O auto de infração foi expedido por fiscais do trabalho após visita de inspeção em junho de 2008 às instalações, documentos e procedimentos fabris da empresa, quando a indicaram como infratora do artigo 1º da Lei n. 9.029/95 (que trata da discriminação no emprego) por adotar práticas discriminatórias para o acesso e a manutenção do emprego.
No recurso ao TST, a Seara sustentou que as demissões sem justa causa motivadas pelo número de atestados médicos dos empregados e a exigência da certidão de antecedentes criminais não têm caráter discriminatório, pois o objetivo maior foi o de proteger a integridade física dos empregados, na maioria mulheres, bem como o patrimônio da empresa. Como o Tribunal Regional negou a subida do recurso ao TST, a empresa interpôs agravo.
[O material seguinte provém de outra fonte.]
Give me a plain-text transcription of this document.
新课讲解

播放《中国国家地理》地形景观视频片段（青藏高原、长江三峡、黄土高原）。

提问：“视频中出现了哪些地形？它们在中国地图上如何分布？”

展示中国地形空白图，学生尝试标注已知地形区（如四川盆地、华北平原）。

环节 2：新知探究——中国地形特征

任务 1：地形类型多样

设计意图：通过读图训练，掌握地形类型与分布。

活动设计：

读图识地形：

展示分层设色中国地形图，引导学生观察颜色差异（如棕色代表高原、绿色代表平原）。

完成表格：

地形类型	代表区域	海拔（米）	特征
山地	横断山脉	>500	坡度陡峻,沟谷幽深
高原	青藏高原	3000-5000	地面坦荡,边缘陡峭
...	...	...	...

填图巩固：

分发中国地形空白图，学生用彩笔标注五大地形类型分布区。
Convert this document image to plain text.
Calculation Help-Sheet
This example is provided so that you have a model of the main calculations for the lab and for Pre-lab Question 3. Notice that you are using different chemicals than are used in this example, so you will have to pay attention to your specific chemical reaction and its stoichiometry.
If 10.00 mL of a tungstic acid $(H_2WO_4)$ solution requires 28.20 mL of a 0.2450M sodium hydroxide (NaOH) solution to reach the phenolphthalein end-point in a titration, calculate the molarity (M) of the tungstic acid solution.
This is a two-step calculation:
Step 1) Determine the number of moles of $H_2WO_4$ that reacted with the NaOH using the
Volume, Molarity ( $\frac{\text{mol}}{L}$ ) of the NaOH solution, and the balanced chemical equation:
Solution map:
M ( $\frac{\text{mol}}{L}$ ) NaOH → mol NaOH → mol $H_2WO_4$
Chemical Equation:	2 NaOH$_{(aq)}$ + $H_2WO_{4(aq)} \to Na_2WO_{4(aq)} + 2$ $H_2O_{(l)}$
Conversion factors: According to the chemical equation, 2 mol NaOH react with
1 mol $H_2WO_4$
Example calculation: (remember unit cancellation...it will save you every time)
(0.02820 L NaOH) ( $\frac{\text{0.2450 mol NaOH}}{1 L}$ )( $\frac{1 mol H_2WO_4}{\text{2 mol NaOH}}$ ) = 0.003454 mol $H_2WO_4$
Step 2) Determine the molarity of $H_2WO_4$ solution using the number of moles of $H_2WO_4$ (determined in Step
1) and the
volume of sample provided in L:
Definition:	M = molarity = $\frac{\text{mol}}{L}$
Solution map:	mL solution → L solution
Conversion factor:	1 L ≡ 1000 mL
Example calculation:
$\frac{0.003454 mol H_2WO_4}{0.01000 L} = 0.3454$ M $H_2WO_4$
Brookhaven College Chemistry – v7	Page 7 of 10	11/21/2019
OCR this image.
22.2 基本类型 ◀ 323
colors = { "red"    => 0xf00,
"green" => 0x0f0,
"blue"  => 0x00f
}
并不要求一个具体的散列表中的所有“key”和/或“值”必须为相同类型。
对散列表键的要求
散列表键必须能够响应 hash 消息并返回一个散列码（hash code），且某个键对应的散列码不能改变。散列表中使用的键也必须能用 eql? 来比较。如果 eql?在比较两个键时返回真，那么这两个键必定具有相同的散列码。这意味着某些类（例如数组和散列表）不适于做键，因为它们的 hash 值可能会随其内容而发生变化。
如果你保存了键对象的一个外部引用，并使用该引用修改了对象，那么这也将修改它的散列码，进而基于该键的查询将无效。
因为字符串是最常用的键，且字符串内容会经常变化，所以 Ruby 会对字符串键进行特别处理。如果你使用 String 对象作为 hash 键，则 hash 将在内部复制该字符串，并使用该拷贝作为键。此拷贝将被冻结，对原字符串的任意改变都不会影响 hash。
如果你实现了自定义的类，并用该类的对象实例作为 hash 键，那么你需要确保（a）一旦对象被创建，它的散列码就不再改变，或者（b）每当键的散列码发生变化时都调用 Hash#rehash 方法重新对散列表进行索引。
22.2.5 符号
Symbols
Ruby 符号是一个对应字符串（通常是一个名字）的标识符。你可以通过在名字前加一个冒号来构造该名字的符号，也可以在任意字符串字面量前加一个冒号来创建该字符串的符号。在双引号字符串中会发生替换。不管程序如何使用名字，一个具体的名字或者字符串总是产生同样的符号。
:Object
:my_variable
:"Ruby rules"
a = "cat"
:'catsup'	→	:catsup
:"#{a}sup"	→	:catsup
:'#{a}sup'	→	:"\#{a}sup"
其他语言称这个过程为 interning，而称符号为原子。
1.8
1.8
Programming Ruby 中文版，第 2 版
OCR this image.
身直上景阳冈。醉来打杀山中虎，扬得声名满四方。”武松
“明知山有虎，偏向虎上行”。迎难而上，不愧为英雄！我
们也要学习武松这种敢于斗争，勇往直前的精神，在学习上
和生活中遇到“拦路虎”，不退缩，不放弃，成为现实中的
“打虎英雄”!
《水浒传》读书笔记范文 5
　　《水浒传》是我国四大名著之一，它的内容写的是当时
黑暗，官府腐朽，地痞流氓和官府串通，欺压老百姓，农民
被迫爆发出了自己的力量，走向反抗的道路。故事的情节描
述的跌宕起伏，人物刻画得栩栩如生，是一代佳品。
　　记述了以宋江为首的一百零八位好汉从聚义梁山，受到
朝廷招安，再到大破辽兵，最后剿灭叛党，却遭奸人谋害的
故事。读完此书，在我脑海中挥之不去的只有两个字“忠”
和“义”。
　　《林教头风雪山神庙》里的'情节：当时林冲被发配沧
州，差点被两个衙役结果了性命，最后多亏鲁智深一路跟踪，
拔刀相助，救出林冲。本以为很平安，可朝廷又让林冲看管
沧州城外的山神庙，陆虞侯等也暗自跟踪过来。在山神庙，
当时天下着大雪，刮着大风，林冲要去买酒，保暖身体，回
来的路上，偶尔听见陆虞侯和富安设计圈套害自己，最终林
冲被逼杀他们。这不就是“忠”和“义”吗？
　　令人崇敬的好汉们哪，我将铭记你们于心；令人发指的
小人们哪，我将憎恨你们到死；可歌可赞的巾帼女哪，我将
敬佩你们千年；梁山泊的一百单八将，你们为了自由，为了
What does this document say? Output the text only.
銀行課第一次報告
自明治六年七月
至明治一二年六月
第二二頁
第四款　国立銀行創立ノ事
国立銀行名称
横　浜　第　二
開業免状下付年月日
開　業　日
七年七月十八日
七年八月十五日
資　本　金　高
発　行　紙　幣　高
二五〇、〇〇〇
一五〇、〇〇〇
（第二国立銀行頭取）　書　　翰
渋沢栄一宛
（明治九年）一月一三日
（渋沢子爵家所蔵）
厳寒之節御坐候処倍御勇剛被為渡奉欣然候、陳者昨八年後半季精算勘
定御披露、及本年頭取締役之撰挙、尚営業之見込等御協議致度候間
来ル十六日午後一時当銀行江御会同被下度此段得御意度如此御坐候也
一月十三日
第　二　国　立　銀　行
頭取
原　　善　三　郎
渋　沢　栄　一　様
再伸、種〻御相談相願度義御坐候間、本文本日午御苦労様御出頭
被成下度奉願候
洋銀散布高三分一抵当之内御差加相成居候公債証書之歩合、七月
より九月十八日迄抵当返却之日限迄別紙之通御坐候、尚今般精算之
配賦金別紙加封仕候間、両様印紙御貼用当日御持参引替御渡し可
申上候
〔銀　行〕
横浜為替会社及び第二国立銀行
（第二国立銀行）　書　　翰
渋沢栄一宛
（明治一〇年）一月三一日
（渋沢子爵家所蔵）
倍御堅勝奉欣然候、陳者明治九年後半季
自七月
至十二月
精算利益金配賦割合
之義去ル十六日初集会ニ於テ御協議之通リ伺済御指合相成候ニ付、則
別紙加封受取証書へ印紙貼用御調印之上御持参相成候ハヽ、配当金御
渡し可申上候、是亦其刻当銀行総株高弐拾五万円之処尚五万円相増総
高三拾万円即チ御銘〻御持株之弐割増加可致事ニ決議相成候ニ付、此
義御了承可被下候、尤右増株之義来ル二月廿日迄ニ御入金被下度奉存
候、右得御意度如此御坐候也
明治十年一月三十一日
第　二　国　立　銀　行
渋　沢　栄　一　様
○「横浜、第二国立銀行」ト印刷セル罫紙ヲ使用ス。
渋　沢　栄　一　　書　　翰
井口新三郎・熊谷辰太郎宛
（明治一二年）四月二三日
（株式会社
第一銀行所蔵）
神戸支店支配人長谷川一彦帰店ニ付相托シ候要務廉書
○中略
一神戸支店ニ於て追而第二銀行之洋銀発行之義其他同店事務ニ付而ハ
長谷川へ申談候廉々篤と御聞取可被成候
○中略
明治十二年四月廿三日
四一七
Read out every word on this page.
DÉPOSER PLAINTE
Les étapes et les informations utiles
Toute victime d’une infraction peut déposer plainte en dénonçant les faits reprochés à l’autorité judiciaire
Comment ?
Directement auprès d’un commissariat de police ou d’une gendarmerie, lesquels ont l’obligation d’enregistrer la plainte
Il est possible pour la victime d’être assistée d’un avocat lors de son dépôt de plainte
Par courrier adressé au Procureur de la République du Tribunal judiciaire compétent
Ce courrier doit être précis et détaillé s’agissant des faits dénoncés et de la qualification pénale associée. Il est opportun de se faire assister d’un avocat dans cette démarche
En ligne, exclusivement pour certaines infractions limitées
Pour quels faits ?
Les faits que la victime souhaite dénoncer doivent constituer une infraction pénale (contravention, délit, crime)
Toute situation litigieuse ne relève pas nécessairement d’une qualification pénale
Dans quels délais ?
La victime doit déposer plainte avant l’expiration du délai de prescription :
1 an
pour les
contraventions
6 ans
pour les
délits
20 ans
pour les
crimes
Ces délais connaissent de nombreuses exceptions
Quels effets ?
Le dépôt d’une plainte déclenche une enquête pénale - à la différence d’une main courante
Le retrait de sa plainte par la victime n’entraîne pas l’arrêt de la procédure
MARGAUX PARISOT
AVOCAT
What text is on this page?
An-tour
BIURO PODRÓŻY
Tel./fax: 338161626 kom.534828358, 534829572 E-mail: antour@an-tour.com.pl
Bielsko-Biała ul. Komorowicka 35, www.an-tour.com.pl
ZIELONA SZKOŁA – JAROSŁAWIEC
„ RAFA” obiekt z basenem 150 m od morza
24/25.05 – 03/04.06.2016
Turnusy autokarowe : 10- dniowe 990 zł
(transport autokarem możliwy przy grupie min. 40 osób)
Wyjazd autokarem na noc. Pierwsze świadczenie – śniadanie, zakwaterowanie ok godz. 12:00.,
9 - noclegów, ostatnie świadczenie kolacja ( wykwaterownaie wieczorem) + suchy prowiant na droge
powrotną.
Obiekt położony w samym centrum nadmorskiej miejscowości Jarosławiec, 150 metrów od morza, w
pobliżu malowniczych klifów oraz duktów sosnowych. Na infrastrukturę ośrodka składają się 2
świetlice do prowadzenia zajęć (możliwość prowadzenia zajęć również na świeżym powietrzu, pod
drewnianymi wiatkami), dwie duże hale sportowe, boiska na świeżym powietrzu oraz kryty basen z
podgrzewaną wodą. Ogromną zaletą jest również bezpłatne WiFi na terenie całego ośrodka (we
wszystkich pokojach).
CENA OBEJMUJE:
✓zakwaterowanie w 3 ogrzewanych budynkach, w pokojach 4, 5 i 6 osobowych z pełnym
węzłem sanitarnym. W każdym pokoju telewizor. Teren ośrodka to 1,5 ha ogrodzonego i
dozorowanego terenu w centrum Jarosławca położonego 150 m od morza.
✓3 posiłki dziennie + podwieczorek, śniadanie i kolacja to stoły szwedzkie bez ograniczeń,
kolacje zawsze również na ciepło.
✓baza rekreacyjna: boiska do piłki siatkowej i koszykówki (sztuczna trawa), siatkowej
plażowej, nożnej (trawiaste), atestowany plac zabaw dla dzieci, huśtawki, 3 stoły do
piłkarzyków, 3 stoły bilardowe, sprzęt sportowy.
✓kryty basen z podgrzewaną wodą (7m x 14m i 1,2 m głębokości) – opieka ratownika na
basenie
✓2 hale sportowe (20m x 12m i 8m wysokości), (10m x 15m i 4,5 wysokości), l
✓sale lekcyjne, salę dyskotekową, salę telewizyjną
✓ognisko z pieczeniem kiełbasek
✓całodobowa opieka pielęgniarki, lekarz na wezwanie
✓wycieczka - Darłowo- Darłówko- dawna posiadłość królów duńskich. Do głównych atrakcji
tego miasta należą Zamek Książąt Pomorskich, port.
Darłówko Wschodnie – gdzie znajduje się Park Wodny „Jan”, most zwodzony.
Para o relator, ministro Aloysio Corrêa da Veiga, a decisão do regional não violou os artigos 1º, IV e 5º da Constituição, bem como o artigo 1º da Lei n. 9.029/95, pois pretendeu, justamente, observar as normas de proteção do trabalho em face da discriminação constatada. Ante o impedimento da Súmula 296 do TST e a ausência de violação dos dispositivos indicados, o ministro negou o agravo.